Secret is just another volume. But in this case its is encrypted and resides in the key-value storage. You just put sensitive data into it and mount it as a volume or expose it as environment variable. Secrets are mounted as tmpfs, so as soon as container/pod dies - secret is gone too.

ConfigMap is very similar to Secrets and PV’s. It contains application configuration and is mounted as a volume. The difference between secret and ConfigMap is that ConfigMap is not encrypted.

Pic 11. Deployment

* Projects [project]:
    All of the above resources (except Nodes) exist inside of a project.
    Projects have a list of members and their roles, like viewer, editor,
    or admin, as well as a set of security controls on the running pods, and
    limits on how many resources the project can use. The names of each
    resource are unique within a project. Developers may request projects
    be created, but administrators control the resources allocated to
    Projects.

Self explanatory :) This is how multi-tenancy is implemented.

* Labels:
    Labels are key value pairs that can be assigned to any resource in the
    system for grouping and selection. Many resources use labels to identify
    sets of other resources.

Labels are the things you will have to get used to. You will need to label everything, and most of the resources are bound to each other using labels and selectors. For example Services and PODs know which Service have load balanace which Pods based on labels. DeploymentConfigs knows which servers/workers pods can be ran on.

Pic Meme. Labels

Now some of the other concepts you might find around:

Triggers: Openshift contains multiple options for those. You can set BuildConfig to be executed when new image was published or new code pushed to Git. DeploymentConfig refreshed when Build publishes new image or configuration changes (secret, configmap, replica count, etc). This makes your environment dynamic.

DaemonSet: DaemonSet is very useful when you need to run containers on each node or on the set of nodes. It takes labels and makes sure container runs as per label selector. It is being used to run monitoring agents, log shipping, or any other utilities which needs dynamic scalability based on resources. In example - if you scale number of nodes DaemonSet will make sure new node has an instance of your container running.

Pic 12. DaemonSet

StatfullSet: As per Kubernetes documentation:

Manage the deployment and scaling of a set of Pods, and provide guarantees about ordering. They do so by maintaining a unique, sticky identity for each of their Pods.

For example if you spin standard pods you will get random names assigned to them :

my-app-4f45f
my-app-23fdf

This makes harder to orchestrate applications which requires ordering or use clustering methods. StatufllSet makes sure scaling and naming is consistent. For example:

my-app-1
my-app-2
...

As soon as you scale - my-app-3 will be created. If my-app-1 dies it will get recreated and only after that scaling happens. Applications like etcd, kafka, redis, zookeper can use this concept together with headless services to orchestrate Master elections and master-slave relationships.

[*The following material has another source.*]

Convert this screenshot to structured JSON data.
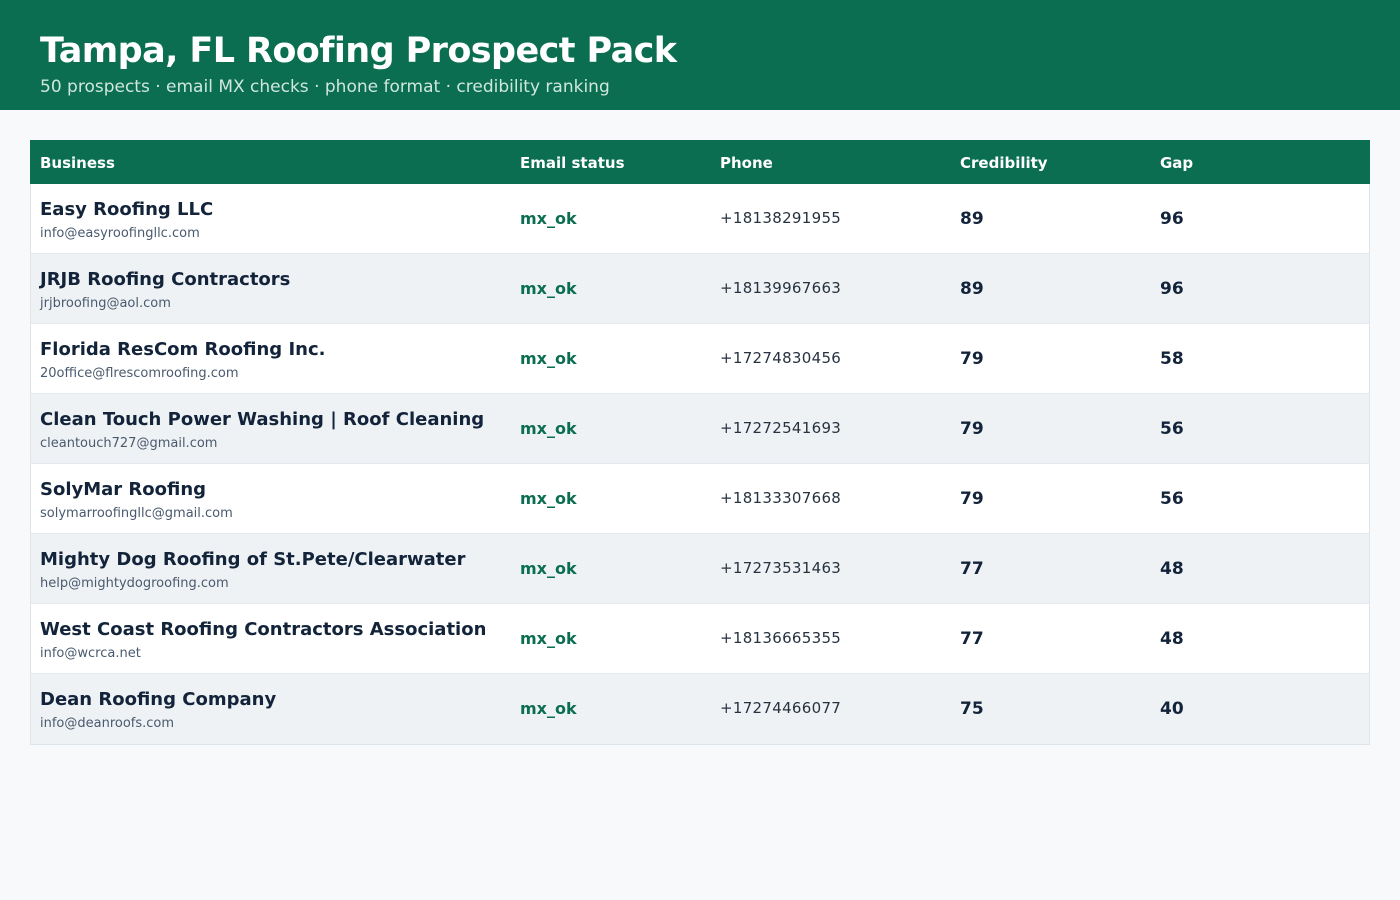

Templates: Templates is Openshift’s way to replicate same deployments over and over again. It just takes objects descriptions and replaces placeholders with parameters. It helps to have one file and replicate same deployments multiple times instead of rewriting files.

Pic 13. End to End”

These was just a small insights how the main components relate to each other. And a small illustration how stack of components could looks like (picture above). There are many more components involved and even more coming. In the end you can imagine all these building blocks as a big LEGO game. You take a bunch of them and build something.